Radiology Cases of False Positive Cases of Malrotation With Midgut Volvulus Due to Displacement of the Duodenal-Jejunal Junction by Dilated Loops of Small Bowel

UGI of false positive malrotation with midgut volvulus
AXR upright (left) shows multiple dilated loops of small bowel with air fluid levels. Sagittal US of the abdomen (above right) shows multiple dilated loops of peristalsing small bowel, however an intussusception was not seen. AP image from an upper GI exam (below right) shows the duodenal-jejunal junction to be low in position and to be to the right of the spine.

Surgery Cases of Malrotation With Midgut Volvulus

Surgical image
Surgical image shows the entire small bowel, from the jejunum to the terminal ileum, to be infarcted.
Surgical image of malrotation with midgut volvulus
Surgical image shows the midgut is dusky but not necrotic.
Surgical image of malrotation with midgut volvulus
Surgical image shows the entire midgut being twisted around a single narrow mesentery in the center of the image.
Surgical image of malrotation with midgut volvulus
Surgical image shows spiraling of the bowel around the midgut mesentery in the center of the image.
Surgical image of malrotation with midgut volvulus
Surgical image shows the midgut (superiorly) to be dusky in color.
Surgical image of malrotation with midgut volvulus
Surgical image shows spiraling of the bowel around the midgut mesentery in the center of the image. The small bowel (to the left) is dusky in color.
Surgical image of malrotation with midgut volvulus
Surgical image shows spiraling of the bowel around the midgut mesentery in the center of the image. The small bowel is not dusky in color.
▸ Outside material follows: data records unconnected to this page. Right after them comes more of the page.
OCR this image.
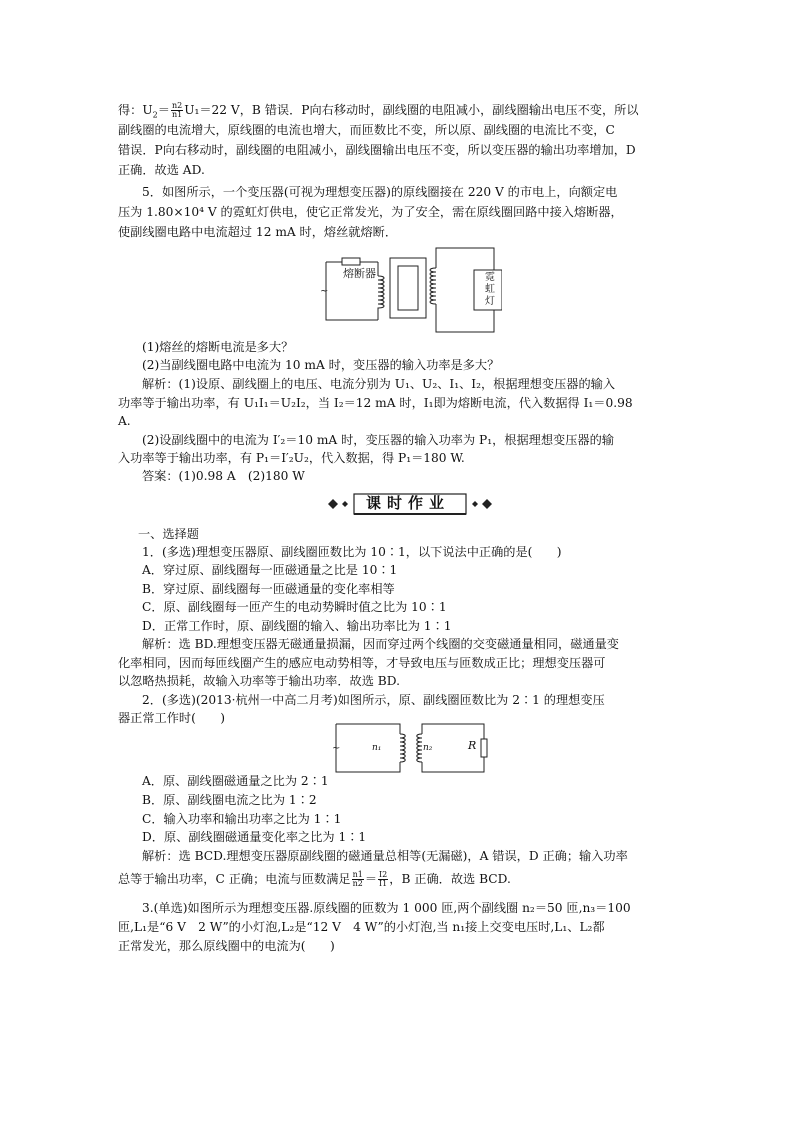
得：$U_2= \frac{n2}{n1} U_1=22$ V，B 错误．P向右移动时，副线圈的电阻减小，副线圈输出电压不变，所以
副线圈的电流增大，原线圈的电流也增大，而匝数比不变，所以原、副线圈的电流比不变，C
错误．P向右移动时，副线圈的电阻减小，副线圈输出电压不变，所以变压器的输出功率增加，D
正确．故选 AD.
5．如图所示，一个变压器(可视为理想变压器)的原线圈接在 220 V 的市电上，向额定电
压为 1.80×10⁴ V 的霓虹灯供电，使它正常发光，为了安全，需在原线圈回路中接入熔断器，
使副线圈电路中电流超过 12 mA 时，熔丝就熔断．
~
熔断器	霓虹灯
(1)熔丝的熔断电流是多大？
(2)当副线圈电路中电流为 10 mA 时，变压器的输入功率是多大？
解析：(1)设原、副线圈上的电压、电流分别为 U₁、U₂、I₁、I₂，根据理想变压器的输入
功率等于输出功率，有 U₁I₁＝U₂I₂，当 I₂＝12 mA 时，I₁即为熔断电流，代入数据得 I₁＝0.98
A.
(2)设副线圈中的电流为 I′₂＝10 mA 时，变压器的输入功率为 P₁，根据理想变压器的输
入功率等于输出功率，有 P₁＝I′₂U₂，代入数据，得 P₁＝180 W.
答案：(1)0.98 A　(2)180 W
课时作业
一、选择题
1．(多选)理想变压器原、副线圈匝数比为 10∶1，以下说法中正确的是(　　)
A．穿过原、副线圈每一匝磁通量之比是 10∶1
B．穿过原、副线圈每一匝磁通量的变化率相等
C．原、副线圈每一匝产生的电动势瞬时值之比为 10∶1
D．正常工作时，原、副线圈的输入、输出功率比为 1∶1
解析：选 BD.理想变压器无磁通量损漏，因而穿过两个线圈的交变磁通量相同，磁通量变
化率相同，因而每匝线圈产生的感应电动势相等，才导致电压与匝数成正比；理想变压器可
以忽略热损耗，故输入功率等于输出功率．故选 BD.
2．(多选)(2013·杭州一中高二月考)如图所示，原、副线圈匝数比为 2∶1 的理想变压
器正常工作时(　　)
~	n₁	n₂	R
A．原、副线圈磁通量之比为 2∶1
B．原、副线圈电流之比为 1∶2
C．输入功率和输出功率之比为 1∶1
D．原、副线圈磁通量变化率之比为 1∶1
解析：选 BCD.理想变压器原副线圈的磁通量总相等(无漏磁)，A 错误，D 正确；输入功率
总等于输出功率，C 正确；电流与匝数满足 $\frac{n1}{n2} = \frac{I2}{I1}$ ，B 正确．故选 BCD.
3.(单选)如图所示为理想变压器.原线圈的匝数为 1 000 匝,两个副线圈 n₂＝50 匝,n₃＝100
匝,L₁是“6 V　2 W”的小灯泡,L₂是“12 V　4 W”的小灯泡,当 n₁接上交变电压时,L₁、L₂都
正常发光，那么原线圈中的电流为(　　)
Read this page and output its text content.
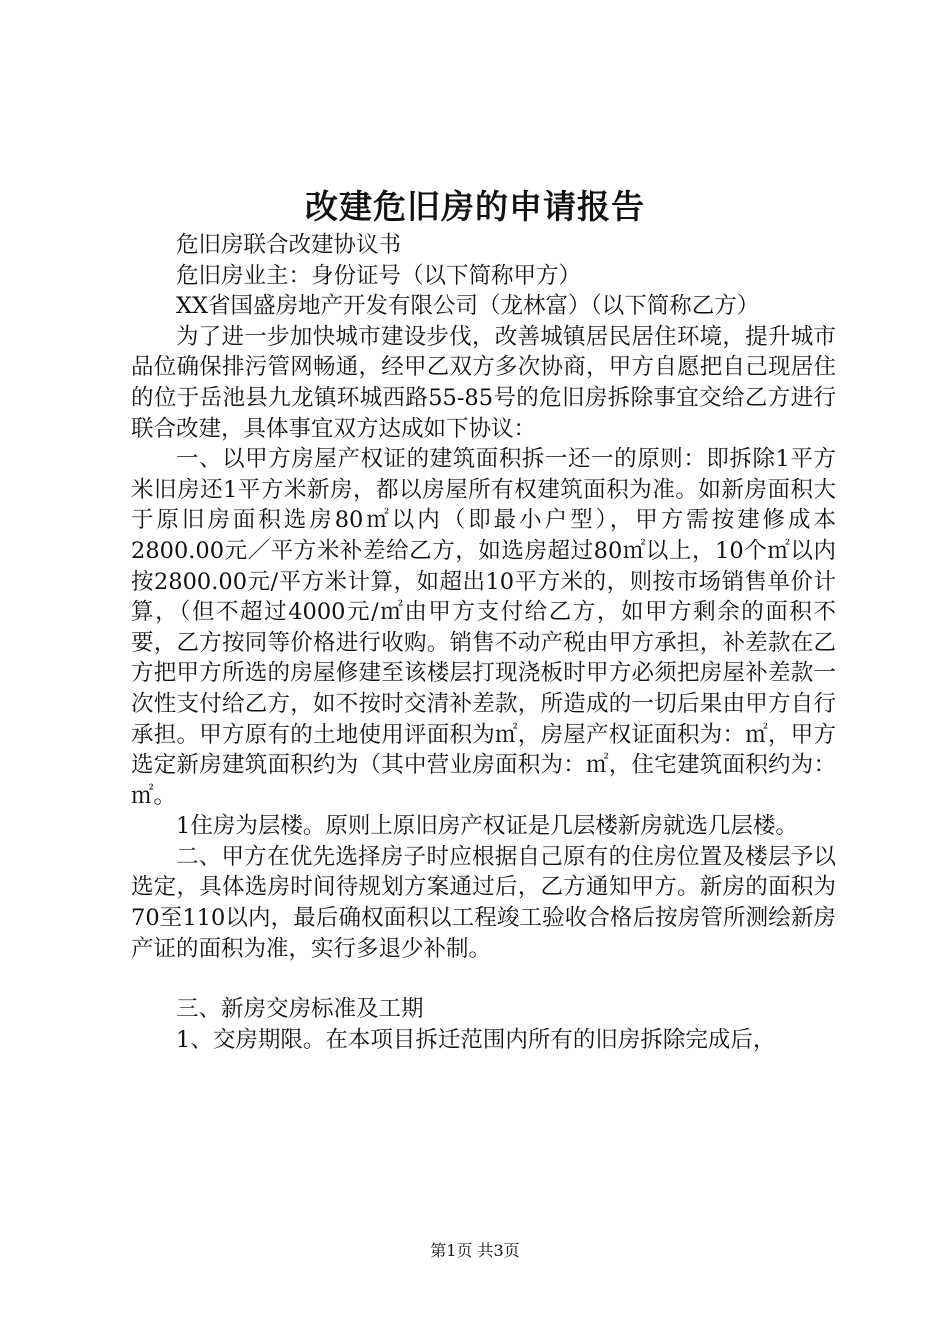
改建危旧房的申请报告

危旧房联合改建协议书

危旧房业主：身份证号（以下简称甲方）

XX省国盛房地产开发有限公司（龙林富）（以下简称乙方）

为了进一步加快城市建设步伐，改善城镇居民居住环境，提升城市品位确保排污管网畅通，经甲乙双方多次协商，甲方自愿把自己现居住的位于岳池县九龙镇环城西路55-85号的危旧房拆除事宜交给乙方进行联合改建，具体事宜双方达成如下协议：

一、以甲方房屋产权证的建筑面积拆一还一的原则：即拆除1平方米旧房还1平方米新房，都以房屋所有权建筑面积为准。如新房面积大于原旧房面积选房80㎡以内（即最小户型），甲方需按建修成本2800.00元／平方米补差给乙方，如选房超过80㎡以上，10个㎡以内按2800.00元/平方米计算，如超出10平方米的，则按市场销售单价计算，（但不超过4000元/㎡由甲方支付给乙方，如甲方剩余的面积不要，乙方按同等价格进行收购。销售不动产税由甲方承担，补差款在乙方把甲方所选的房屋修建至该楼层打现浇板时甲方必须把房屋补差款一次性支付给乙方，如不按时交清补差款，所造成的一切后果由甲方自行承担。甲方原有的土地使用评面积为㎡，房屋产权证面积为：㎡，甲方选定新房建筑面积约为（其中营业房面积为：㎡，住宅建筑面积约为：㎡。

1住房为层楼。原则上原旧房产权证是几层楼新房就选几层楼。

二、甲方在优先选择房子时应根据自己原有的住房位置及楼层予以选定，具体选房时间待规划方案通过后，乙方通知甲方。新房的面积为70至110以内，最后确权面积以工程竣工验收合格后按房管所测绘新房产证的面积为准，实行多退少补制。

三、新房交房标准及工期

1、交房期限。在本项目拆迁范围内所有的旧房拆除完成后，

第1页 共3页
Surgical image of malrotation with midgut volvulus
Surgical image shows spiraling of the bowel around the midgut mesentery in the center of the image. The small bowel (inferiorly) is dusky in color.
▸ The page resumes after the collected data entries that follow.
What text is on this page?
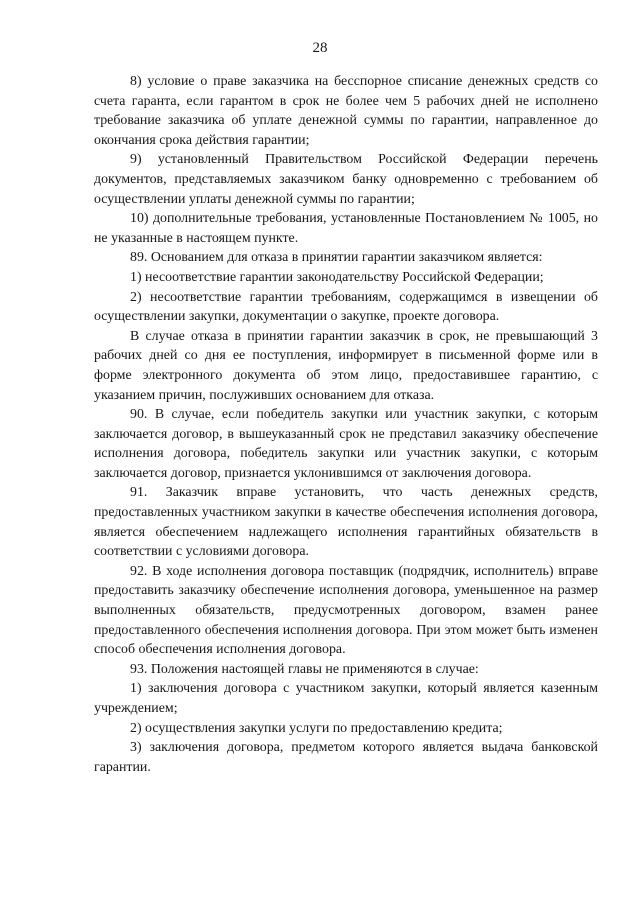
28

8) условие о праве заказчика на бесспорное списание денежных средств со счета гаранта, если гарантом в срок не более чем 5 рабочих дней не исполнено требование заказчика об уплате денежной суммы по гарантии, направленное до окончания срока действия гарантии;

9) установленный Правительством Российской Федерации перечень документов, представляемых заказчиком банку одновременно с требованием об осуществлении уплаты денежной суммы по гарантии;

10) дополнительные требования, установленные Постановлением № 1005, но не указанные в настоящем пункте.

89. Основанием для отказа в принятии гарантии заказчиком является:

1) несоответствие гарантии законодательству Российской Федерации;

2) несоответствие гарантии требованиям, содержащимся в извещении об осуществлении закупки, документации о закупке, проекте договора.

В случае отказа в принятии гарантии заказчик в срок, не превышающий 3 рабочих дней со дня ее поступления, информирует в письменной форме или в форме электронного документа об этом лицо, предоставившее гарантию, с указанием причин, послуживших основанием для отказа.

90. В случае, если победитель закупки или участник закупки, с которым заключается договор, в вышеуказанный срок не представил заказчику обеспечение исполнения договора, победитель закупки или участник закупки, с которым заключается договор, признается уклонившимся от заключения договора.

91. Заказчик вправе установить, что часть денежных средств, предоставленных участником закупки в качестве обеспечения исполнения договора, является обеспечением надлежащего исполнения гарантийных обязательств в соответствии с условиями договора.

92. В ходе исполнения договора поставщик (подрядчик, исполнитель) вправе предоставить заказчику обеспечение исполнения договора, уменьшенное на размер выполненных обязательств, предусмотренных договором, взамен ранее предоставленного обеспечения исполнения договора. При этом может быть изменен способ обеспечения исполнения договора.

93. Положения настоящей главы не применяются в случае:

1) заключения договора с участником закупки, который является казенным учреждением;

2) осуществления закупки услуги по предоставлению кредита;

3) заключения договора, предметом которого является выдача банковской гарантии.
Surgical image of malrotation with midgut volvulus
Surgical image shows spiraling of the bowel around the midgut mesentery (right superiorly). The small bowel (peripherally) is dusky in color.
Surgical image of malrotation with midgut volvulus
Surgical image shows spiraling of the bowel around the midgut mesentery (superiorly). The small bowel (peripherally) is dusky in color.
Surgical image of malrotation with midgut volvulus
Surgical image shows spiraling of the bowel around the midgut mesentery (left inferiorly). The small bowel (superiorly) is dusky in color.